Cheshire-based report author never visited west London tower block for existing-building profile
The fire expert who told a colleague that elements of Studio E’s proposals to refurbish Grenfell Tower would make the building’s “crap condition worse” made the observations without visiting the 1970s block, it has emerged.
Cate Cooney, a former building control officer, was working for fire-safety consultant Exova when she wrote the comments in an internal email in 2012, the public inquiry into 2017’s tragedy heard yesterday.
She was the author of a fire strategy report prepared to inform the refurbishment of the 24-storey local authority block in 2012 – and was also subsequently asked for her thoughts on early stage proposals for the project itself.
In addition to over-cladding the block in what turned out to be a fatally flawed combination of materials, Studio E Architects’ proposals included repurposing Grenfell Tower’s podium level to include new homes.
One of thousands of items of evidence being probed by the inquiry is an August 2012 email from Cooney that suggests the proposals are “not great” because of the way they mixed use-classes around a single staircase. She suggested they would require “massage” to be acceptable to Kensington & Chelsea council building control officers.
The email continued with the now notorious observation: “They are making an existing crap condition worse and so it’s a matter of working the worse (sic) bits out and making the new stuff work.”
Asked about her observations by inquiry counsel Richard Millett, Cooney insisted that her use of the word “massage” referred to the introduction of design changes that would make the proposals acceptable to building control, rather than influencing building control professionals at Kensington & Chelsea.
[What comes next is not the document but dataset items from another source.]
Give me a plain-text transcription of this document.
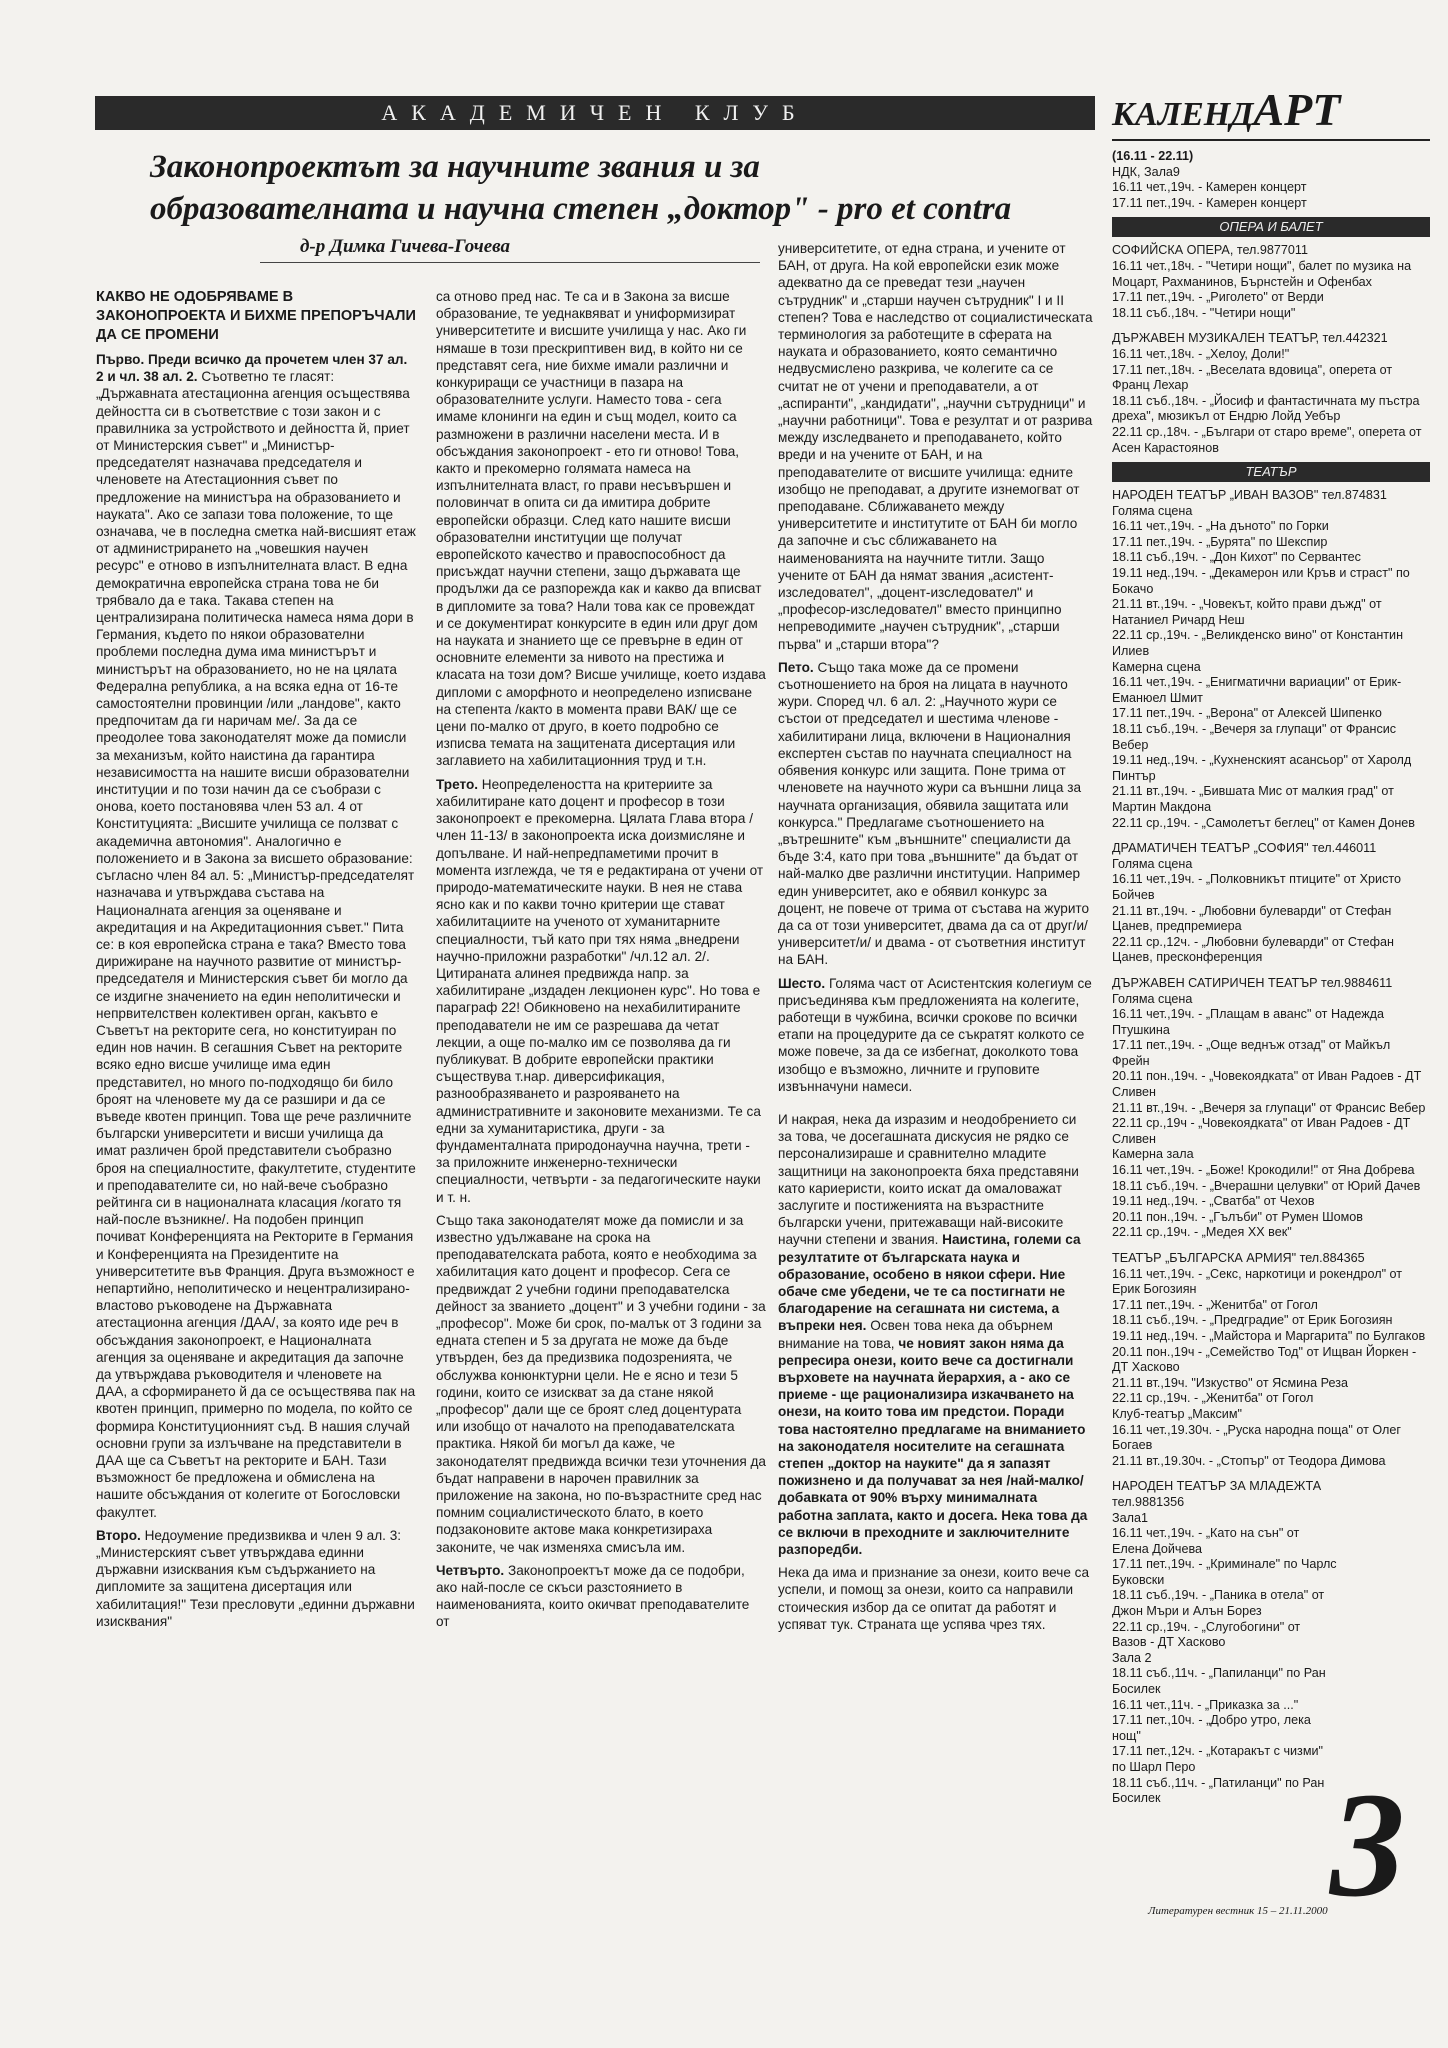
АКАДЕМИЧЕН КЛУБ
Законопроектът за научните звания и за
образователната и научна степен „доктор" - pro et contra
д-р Димка Гичева-Гочева

КАКВО НЕ ОДОБРЯВАМЕ В ЗАКОНОПРОЕКТА И БИХМЕ ПРЕПОРЪЧАЛИ ДА СЕ ПРОМЕНИ

Първо. Преди всичко да прочетем член 37 ал. 2 и чл. 38 ал. 2. Съответно те гласят: „Държавната атестационна агенция осъществява дейността си в съответствие с този закон и с правилника за устройството и дейността й, приет от Министерския съвет" и „Министър-председателят назначава председателя и членовете на Атестационния съвет по предложение на министъра на образованието и науката". Ако се запази това положение, то ще означава, че в последна сметка най-висшият етаж от администрирането на „човешкия научен ресурс" е отново в изпълнителната власт. В една демократична европейска страна това не би трябвало да е така. Такава степен на централизирана политическа намеса няма дори в Германия, където по някои образователни проблеми последна дума има министърът и министърът на образованието, но не на цялата Федерална република, а на всяка една от 16-те самостоятелни провинции /или „ландове", както предпочитам да ги наричам ме/. За да се преодолее това законодателят може да помисли за механизъм, който наистина да гарантира независимостта на нашите висши образователни институции и по този начин да се съобрази с онова, което постановява член 53 ал. 4 от Конституцията: „Висшите училища се ползват с академична автономия". Аналогично е положението и в Закона за висшето образование: съгласно член 84 ал. 5: „Министър-председателят назначава и утвърждава състава на Националната агенция за оценяване и акредитация и на Акредитационния съвет." Пита се: в коя европейска страна е така? Вместо това дирижиране на научното развитие от министър-председателя и Министерския съвет би могло да се издигне значението на един неполитически и непрвителствен колективен орган, какъвто е Съветът на ректорите сега, но конституиран по един нов начин. В сегашния Съвет на ректорите всяко едно висше училище има един представител, но много по-подходящо би било броят на членовете му да се разшири и да се въведе квотен принцип. Това ще рече различните български университети и висши училища да имат различен брой представители съобразно броя на специалностите, факултетите, студентите и преподавателите си, но най-вече съобразно рейтинга си в националната класация /когато тя най-после възникне/. На подобен принцип почиват Конференцията на Ректорите в Германия и Конференцията на Президентите на университетите във Франция. Друга възможност е непартийно, неполитическо и нецентрализирано-властово ръководене на Държавната атестационна агенция /ДАА/, за която иде реч в обсъждания законопроект, е Националната агенция за оценяване и акредитация да започне да утвърждава ръководителя и членовете на ДАА, а сформирането й да се осъществява пак на квотен принцип, примерно по модела, по който се формира Конституционният съд. В нашия случай основни групи за излъчване на представители в ДАА ще са Съветът на ректорите и БАН. Тази възможност бе предложена и обмислена на нашите обсъждания от колегите от Богословски факултет.

Второ. Недоумение предизвиква и член 9 ал. 3: „Министерският съвет утвърждава единни държавни изисквания към съдържанието на дипломите за защитена дисертация или хабилитация!" Тези пресловути „единни държавни изисквания"

са отново пред нас. Те са и в Закона за висше образование, те уеднаквяват и униформизират университетите и висшите училища у нас. Ако ги нямаше в този прескриптивен вид, в който ни се представят сега, ние бихме имали различни и конкуриращи се участници в пазара на образователните услуги. Наместо това - сега имаме клонинги на един и същ модел, които са размножени в различни населени места. И в обсъждания законопроект - ето ги отново! Това, както и прекомерно голямата намеса на изпълнителната власт, го прави несъвършен и половинчат в опита си да имитира добрите европейски образци. След като нашите висши образователни институции ще получат европейското качество и правоспособност да присъждат научни степени, защо държавата ще продължи да се разпорежда как и какво да вписват в дипломите за това? Нали това как се провеждат и се документират конкурсите в един или друг дом на науката и знанието ще се превърне в един от основните елементи за нивото на престижа и класата на този дом? Висше училище, което издава дипломи с аморфното и неопределено изписване на степента /както в момента прави ВАК/ ще се цени по-малко от друго, в което подробно се изписва темата на защитената дисертация или заглавието на хабилитационния труд и т.н.

Трето. Неопределеността на критериите за хабилитиране като доцент и професор в този законопроект е прекомерна. Цялата Глава втора /член 11-13/ в законопроекта иска доизмисляне и допълване. И най-непредпаметими прочит в момента изглежда, че тя е редактирана от учени от природо-математическите науки. В нея не става ясно как и по какви точно критерии ще стават хабилитациите на ученото от хуманитарните специалности, тъй като при тях няма „внедрени научно-приложни разработки" /чл.12 ал. 2/. Цитираната алинея предвижда напр. за хабилитиране „издаден лекционен курс". Но това е параграф 22! Обикновено на нехабилитираните преподаватели не им се разрешава да четат лекции, а още по-малко им се позволява да ги публикуват. В добрите европейски практики съществува т.нар. диверсификация, разнообразяването и разрояването на административните и законовите механизми. Те са едни за хуманитаристика, други - за фундаменталната природонаучна научна, трети - за приложните инженерно-технически специалности, четвърти - за педагогическите науки и т. н.

Също така законодателят може да помисли и за известно удължаване на срока на преподавателската работа, която е необходима за хабилитация като доцент и професор. Сега се предвиждат 2 учебни години преподавателска дейност за званието „доцент" и 3 учебни години - за „професор". Може би срок, по-малък от 3 години за едната степен и 5 за другата не може да бъде утвърден, без да предизвика подозренията, че обслужва конюнктурни цели. Не е ясно и тези 5 години, които се изискват за да стане някой „професор" дали ще се броят след доцентурата или изобщо от началото на преподавателската практика. Някой би могъл да каже, че законодателят предвижда всички тези уточнения да бъдат направени в нарочен правилник за приложение на закона, но по-възрастните сред нас помним социалистическото блато, в което подзаконовите актове мака конкретизираха законите, че чак изменяха смисъла им.

Четвърто. Законопроектът може да се подобри, ако най-после се скъси разстоянието в наименованията, които окичват преподавателите от

университетите, от една страна, и учените от БАН, от друга. На кой европейски език може адекватно да се преведат тези „научен сътрудник" и „старши научен сътрудник" I и II степен? Това е наследство от социалистическата терминология за работещите в сферата на науката и образованието, която семантично недвусмислено разкрива, че колегите са се считат не от учени и преподаватели, а от „аспиранти", „кандидати", „научни сътрудници" и „научни работници". Това е резултат и от разрива между изследването и преподаването, който вреди и на учените от БАН, и на преподавателите от висшите училища: едните изобщо не преподават, а другите изнемогват от преподаване. Сближаването между университетите и институтите от БАН би могло да започне и със сближаването на наименованията на научните титли. Защо учените от БАН да нямат звания „асистент-изследовател", „доцент-изследовател" и „професор-изследовател" вместо принципно непреводимите „научен сътрудник", „старши първа" и „старши втора"?

Пето. Също така може да се промени съотношението на броя на лицата в научното жури. Според чл. 6 ал. 2: „Научното жури се състои от председател и шестима членове - хабилитирани лица, включени в Националния експертен състав по научната специалност на обявения конкурс или защита. Поне трима от членовете на научното жури са външни лица за научната организация, обявила защитата или конкурса." Предлагаме съотношението на „вътрешните" към „външните" специалисти да бъде 3:4, като при това „външните" да бъдат от най-малко две различни институции. Например един университет, ако е обявил конкурс за доцент, не повече от трима от състава на журито да са от този университет, двама да са от друг/и/ университет/и/ и двама - от съответния институт на БАН.

Шесто. Голяма част от Асистентския колегиум се присъединява към предложенията на колегите, работещи в чужбина, всички срокове по всички етапи на процедурите да се съкратят колкото се може повече, за да се избегнат, доколкото това изобщо е възможно, личните и груповите извънначуни намеси.

И накрая, нека да изразим и неодобрението си за това, че досегашната дискусия не рядко се персонализираше и сравнително младите защитници на законопроекта бяха представяни като кариеристи, които искат да омаловажат заслугите и постиженията на възрастните български учени, притежаващи най-високите научни степени и звания. Наистина, големи са резултатите от българската наука и образование, особено в някои сфери. Ние обаче сме убедени, че те са постигнати не благодарение на сегашната ни система, а въпреки нея. Освен това нека да обърнем внимание на това, че новият закон няма да репресира онези, които вече са достигнали върховете на научната йерархия, а - ако се приеме - ще рационализира изкачването на онези, на които това им предстои. Поради това настоятелно предлагаме на вниманието на законодателя носителите на сегашната степен „доктор на науките" да я запазят пожизнено и да получават за нея /най-малко/ добавката от 90% върху минималната работна заплата, както и досега. Нека това да се включи в преходните и заключителните разпоредби.

Нека да има и признание за онези, които вече са успели, и помощ за онези, които са направили стоическия избор да се опитат да работят и успяват тук. Страната ще успява чрез тях.

КАЛЕНДАРТ
(16.11 - 22.11)
НДК, Зала9
16.11 чет.,19ч. - Камерен концерт
17.11 пет.,19ч. - Камерен концерт
ОПЕРА И БАЛЕТ
СОФИЙСКА ОПЕРА, тел.9877011
16.11 чет.,18ч. - "Четири нощи", балет по музика на Моцарт, Рахманинов, Бърнстейн и Офенбах
17.11 пет.,19ч. - „Риголето" от Верди
18.11 съб.,18ч. - "Четири нощи"
ДЪРЖАВЕН МУЗИКАЛЕН ТЕАТЪР, тел.442321
16.11 чет.,18ч. - „Хелоу, Доли!"
17.11 пет.,18ч. - „Веселата вдовица", оперета от Франц Лехар
18.11 съб.,18ч. - „Йосиф и фантастичната му пъстра дреха", мюзикъл от Ендрю Лойд Уебър
22.11 ср.,18ч. - „Българи от старо време", оперета от Асен Карастоянов
ТЕАТЪР
НАРОДЕН ТЕАТЪР „ИВАН ВАЗОВ" тел.874831
Голяма сцена
16.11 чет.,19ч. - „На дъното" по Горки
17.11 пет.,19ч. - „Бурята" по Шекспир
18.11 съб.,19ч. - „Дон Кихот" по Сервантес
19.11 нед.,19ч. - „Декамерон или Кръв и страст" по Бокачо
21.11 вт.,19ч. - „Човекът, който прави дъжд" от Натаниел Ричард Неш
22.11 ср.,19ч. - „Великденско вино" от Константин Илиев
Камерна сцена
16.11 чет.,19ч. - „Енигматични вариации" от Ерик-Еманюел Шмит
17.11 пет.,19ч. - „Верона" от Алексей Шипенко
18.11 съб.,19ч. - „Вечеря за глупаци" от Франсис Вебер
19.11 нед.,19ч. - „Кухненският асансьор" от Харолд Пинтър
21.11 вт.,19ч. - „Бившата Мис от малкия град" от Мартин Макдона
22.11 ср.,19ч. - „Самолетът беглец" от Камен Донев
ДРАМАТИЧЕН ТЕАТЪР „СОФИЯ" тел.446011
Голяма сцена
16.11 чет.,19ч. - „Полковникът птиците" от Христо Бойчев
21.11 вт.,19ч. - „Любовни булеварди" от Стефан Цанев, предпремиера
22.11 ср.,12ч. - „Любовни булеварди" от Стефан Цанев, пресконференция
ДЪРЖАВЕН САТИРИЧЕН ТЕАТЪР тел.9884611
Голяма сцена
16.11 чет.,19ч. - „Плащам в аванс" от Надежда Птушкина
17.11 пет.,19ч. - „Още веднъж отзад" от Майкъл Фрейн
20.11 пон.,19ч. - „Човекоядката" от Иван Радоев - ДТ Сливен
21.11 вт.,19ч. - „Вечеря за глупаци" от Франсис Вебер
22.11 ср.,19ч - „Човекоядката" от Иван Радоев - ДТ Сливен
Камерна зала
16.11 чет.,19ч. - „Боже! Крокодили!" от Яна Добрева
18.11 съб.,19ч. - „Вчерашни целувки" от Юрий Дачев
19.11 нед.,19ч. - „Сватба" от Чехов
20.11 пон.,19ч. - „Гълъби" от Румен Шомов
22.11 ср.,19ч. - „Медея ХХ век"
ТЕАТЪР „БЪЛГАРСКА АРМИЯ" тел.884365
16.11 чет.,19ч. - „Секс, наркотици и рокендрол" от Ерик Богозиян
17.11 пет.,19ч. - „Женитба" от Гогол
18.11 съб.,19ч. - „Предградие" от Ерик Богозиян
19.11 нед.,19ч. - „Майстора и Маргарита" по Булгаков
20.11 пон.,19ч - „Семейство Тод" от Ищван Йоркен - ДТ Хасково
21.11 вт.,19ч. "Изкуство" от Ясмина Реза
22.11 ср.,19ч. - „Женитба" от Гогол
Клуб-театър „Максим"
16.11 чет.,19.30ч. - „Руска народна поща" от Олег Богаев
21.11 вт.,19.30ч. - „Стопър" от Теодора Димова
НАРОДЕН ТЕАТЪР ЗА МЛАДЕЖТА тел.9881356
Зала1
16.11 чет.,19ч. - „Като на сън" от Елена Дойчева
17.11 пет.,19ч. - „Криминале" по Чарлс Буковски
18.11 съб.,19ч. - „Паника в отела" от Джон Мъри и Алън Борез
22.11 ср.,19ч. - „Слугобогини" от Вазов - ДТ Хасково
Зала 2
18.11 съб.,11ч. - „Папиланци" по Ран Босилек
16.11 чет.,11ч. - „Приказка за ..."
17.11 пет.,10ч. - „Добро утро, лека нощ"
17.11 пет.,12ч. - „Котаракът с чизми" по Шарл Перо
18.11 съб.,11ч. - „Патиланци" по Ран Босилек	3
Литературен вестник 15 – 21.11.2000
In relation to her “crap condition worse” comments, Cooney said it was a simple observation that the current arrangements at the lowest levels of the tower were not great.
“There were some non-residential areas off the single stair, which under modern-day guidance would not be what we were ideally looking for,” she said.
“To in fact negate the risk from those we needed to introduce measures to improve that situation. This is where you try to improve on an existing condition.”
Cooney said the insertion of new homes at the lower levels was the aspect that made that existing situation more problematic.
“They were adding additional flats to the building; they were changing the escape routes for the residents,” she said.
“The residents would come out of the single stair and through the building… those new provisions were making it less satisfactory.
“I didn’t like the non-lobbied approach that they had to other purpose groups.”
Cooney said that her comments had not been intended for clients on the project to see.
“I’d been asked to give some thoughts on a building and this was just to say ‘it’s not where it needs to be’,” she said.
>> Also read: Grenfell Inquiry: Panel member self-isolates with Covid-19 symptoms
>> Also read: Grenfell Inquiry: ‘Not my role as an architect to be devious’
Earlier in the day, Cooney revealed that she had not visited Grenfell Tower as part of her preparation work for the so-called “Existing FSR” she had been commissioned to put together for Exova as she was based in Warrington.
The inquiry panel heard that a London-based colleague had conducted a two-hour site visit, but that Cooney had found herself seeking key information about the building’s pre-refurbishment state from Studio E and that her draft report contained information that required confirmation.
Asked whether it would have been useful to have visited the site herself, she replied: “It would have been, yes”.
She also told the inquiry that her report – which was essentially a desk-top study – had been hampered by poor-quality drawings copied from microfiche records of the original designs for the 1974 tower.
“The piece of work that I was given was basically a desk-top study. The layouts and the architectural building lines were quite fuzzy, for want of a better term,” she said.
“The quality of the drawings was very poor. Trying to determine the lines that separated the lobby, the firefighting stairs, layouts of flats, etc… was quite difficult.”
Inquiry counsel Millett produced an Exova timesheet that suggested Cooney had spent just 15 hours working on the existing FSR.
“I may have spent more time on it than that, but that’s what I’ve booked down on it,” she said – adding that spending such an amount of time on a report was “not unusual”.
The inquiry heard that Exova had proposed a fee of £2,865 exclusive of VAT for the existing FSR.
Asked whether she felt in any way constrained by a budget of just under £3,000, Cooney replied: “Not particularly, no.”
The inquiry has 18 months to run but was suspended after the conclusion of Cooney’s evidence because of new Covid-19 restrictions.